33      No que respeita, mais precisamente, à questão de saber se o órgão jurisdicional nacional pode, numa situação como a que está em causa no processo principal, convidar o requerente a completar o requerimento de injunção de pagamento europeia de modo a que este último indique o valor da causa em moeda polaca, para se poderem calcular as custas judiciais, há que observar que, para este efeito, esse órgão jurisdicional se pode apoiar no artigo 25.°, n.° 2, do Regulamento n.° 1896/2006, segundo o qual o montante das custas judiciais é fixado em conformidade com o direito nacional.

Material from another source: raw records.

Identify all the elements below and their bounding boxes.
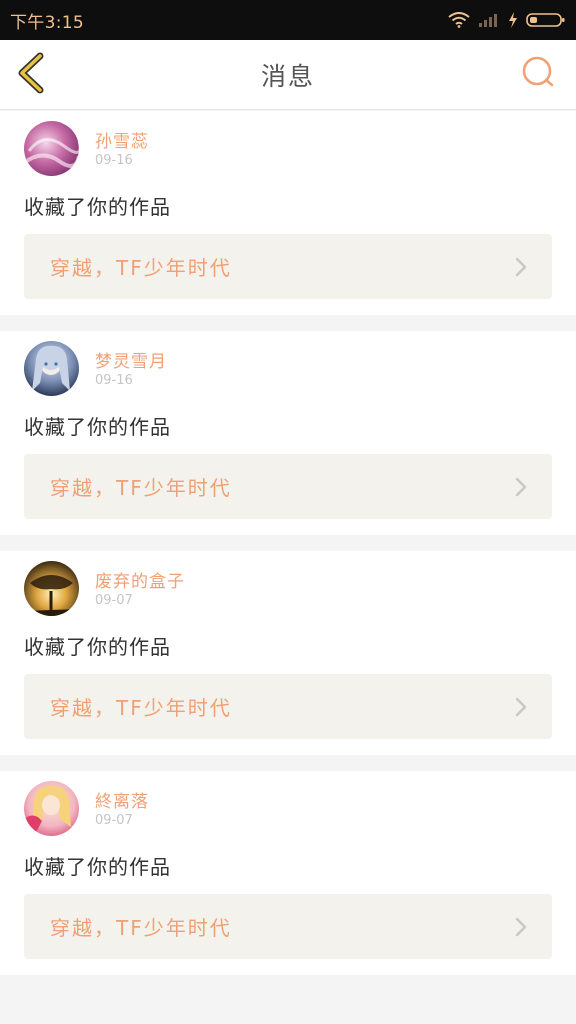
signal-icon (478, 12, 500, 28)
post-date: 09-16 (95, 153, 133, 168)
work-link[interactable]: 穿越，TF少年时代 (24, 454, 552, 519)
avatar[interactable] (24, 561, 79, 616)
chevron-left-icon (16, 52, 46, 98)
message-card: 废弃的盒子 09-07 收藏了你的作品 穿越，TF少年时代 (0, 551, 576, 755)
message-card: 梦灵雪月 09-16 收藏了你的作品 穿越，TF少年时代 (0, 331, 576, 535)
post-date: 09-07 (95, 593, 133, 608)
work-link[interactable]: 穿越，TF少年时代 (24, 234, 552, 299)
work-link[interactable]: 穿越，TF少年时代 (24, 894, 552, 959)
work-title: 穿越，TF少年时代 (50, 916, 232, 940)
chevron-right-icon (514, 696, 528, 722)
action-text: 收藏了你的作品 (24, 195, 171, 219)
post-date: 09-16 (95, 373, 133, 388)
work-title: 穿越，TF少年时代 (50, 476, 232, 500)
message-list: 孙雪蕊 09-16 收藏了你的作品 穿越，TF少年时代 梦灵雪月 09-16 收… (0, 111, 576, 991)
user-name[interactable]: 废弃的盒子 (95, 567, 185, 592)
avatar[interactable] (24, 341, 79, 396)
wifi-icon (448, 12, 470, 28)
status-time: 下午3:15 (10, 12, 84, 33)
work-title: 穿越，TF少年时代 (50, 696, 232, 720)
chevron-right-icon (514, 916, 528, 942)
user-name[interactable]: 梦灵雪月 (95, 347, 167, 372)
back-button[interactable] (14, 52, 48, 98)
work-link[interactable]: 穿越，TF少年时代 (24, 674, 552, 739)
status-bar: 下午3:15 (0, 0, 576, 40)
post-date: 09-07 (95, 813, 133, 828)
battery-icon (526, 12, 566, 28)
action-text: 收藏了你的作品 (24, 415, 171, 439)
chevron-right-icon (514, 256, 528, 282)
work-title: 穿越，TF少年时代 (50, 256, 232, 280)
user-name[interactable]: 孙雪蕊 (95, 127, 149, 152)
action-text: 收藏了你的作品 (24, 635, 171, 659)
status-icons (448, 12, 566, 28)
chevron-right-icon (514, 476, 528, 502)
nav-bar: 消息 (0, 40, 576, 110)
avatar[interactable] (24, 121, 79, 176)
search-icon (521, 55, 555, 93)
message-card: 終离落 09-07 收藏了你的作品 穿越，TF少年时代 (0, 771, 576, 975)
charging-icon (508, 12, 518, 28)
search-button[interactable] (520, 56, 556, 92)
message-card: 孙雪蕊 09-16 收藏了你的作品 穿越，TF少年时代 (0, 111, 576, 315)
avatar[interactable] (24, 781, 79, 836)
page-title: 消息 (260, 61, 315, 91)
action-text: 收藏了你的作品 (24, 855, 171, 879)
user-name[interactable]: 終离落 (95, 787, 149, 812)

34      A este respeito, há que salientar que, na falta de harmonização dos mecanismos nacionais de cobrança de créditos não contestados, as modalidades processuais de determinação das custas judiciais são definidas, sem prejuízo dos requisitos enunciados no artigo 25.° do referido regulamento, pela ordem jurídica interna dos Estados‑Membros por força do princípio da autonomia processual destes últimos. No entanto, essas modalidades não devem ser menos favoráveis do que as que regulam situações semelhantes sujeitas ao direito interno (princípio da equivalência) nem devem ser estabelecidas de forma a, na prática, tornarem impossível ou excessivamente difícil o exercício dos direitos conferidos pelo direito da União (princípio da efetividade) (v., neste sentido, acórdão de 14 de junho de 2012, Banco Español de Crédito, C‑618/10, n.° 46 e jurisprudência referida).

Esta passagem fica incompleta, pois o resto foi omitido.